このような「不貞な行為」の解釈からすると、配偶者が性的関係を持った(性交をした)相手が性風俗事業に従事する者であった場合であっても、配偶者が自らの自由な意思で、性的関係を結んでいることから、離婚原因としての不貞行為に当たるように考えられますし、そのような見解も示されています。
他方で、裁判例(横浜家裁平成31年3月27日)としては、夫の派遣型性風俗店(いわゆるデリヘル)利用が離婚事由としての不貞行為に当たると主張された事案で、一回より多く利用したと認めるに足りないこと、仮にあと数回の利用があったとしても、発覚当初から謝罪し、今後利用しない旨約束していることから、離婚事由に当たるまでの不貞行為があったとは評価できないとしたものがあります。
もっとも、仮に「不貞な行為」(民法770条1項1号)に当たらないとされた場合であっても、風俗店通いが別途「婚姻を継続し難い重大な事由」(民法770条1項5号)として離婚事由となることはあります。
3、慰謝料請求の可否
配偶者の風俗店通いによって、婚姻関係が破綻したような場合には、同配偶者に慰謝料を請求できる場合があります。

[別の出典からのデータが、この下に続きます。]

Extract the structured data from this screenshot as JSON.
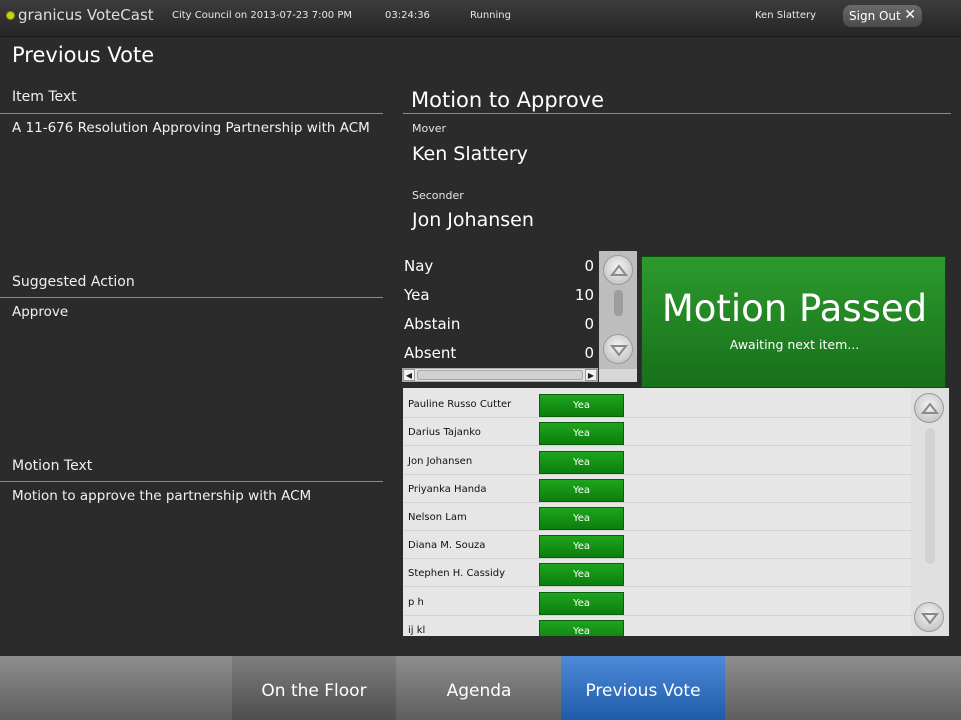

裁判例(大阪高判令和2年9月3日)においても、夫が「複数の風俗店(ピンサロ,ファッションヘルス,キャバクラ等)に通い、友人とのやり取りしているラインの中には女体盛りの企画があり、風俗店の女性店員と食事に行ったりしていた」といった事案で「家族に対する態度や風俗通い等の事情は,夫婦婚姻関係の継続を困難とする程度の行為であった」ことから、婚姻関係破綻の原因は同人によるものが大きいとして、120万円の慰謝料の支払いを命じたものがあります。
4、相手方(従業員等)への請求
配偶者に対して慰謝料請求が認められるかという問題と、風俗店の従業員に対して、慰謝料の請求ができるかという問題は、分けて検討する必要があります。
この点について、近時の裁判例(東京地判令和3年1月18日)では、手淫及び口淫等の性的サービスを提供した風俗店従業員に対し、不貞行為に当たるとして損害賠償請求を行った事案で、「風俗店の従業員と利用客との間で性交渉が行われることが,直ちに利用客とその配偶者との婚姻共同生活の平和を害するものとは解し難く,仮に,婚姻共同生活の平和を害することがあるとしても,その程度は客観的にみて軽微である」こと、「金銭の支払によらなければ慰藉されないほどの精神的苦痛が生じたものと認めるに足りない」ことを理由に、損害賠償請求を認めませんでした。
5、おわりに
配偶者の風俗店通いは、離婚事由への該当や慰謝料請求が認められる場合がありますので、この点で悩まれている方は一度弁護士に相談されることをお勧めします。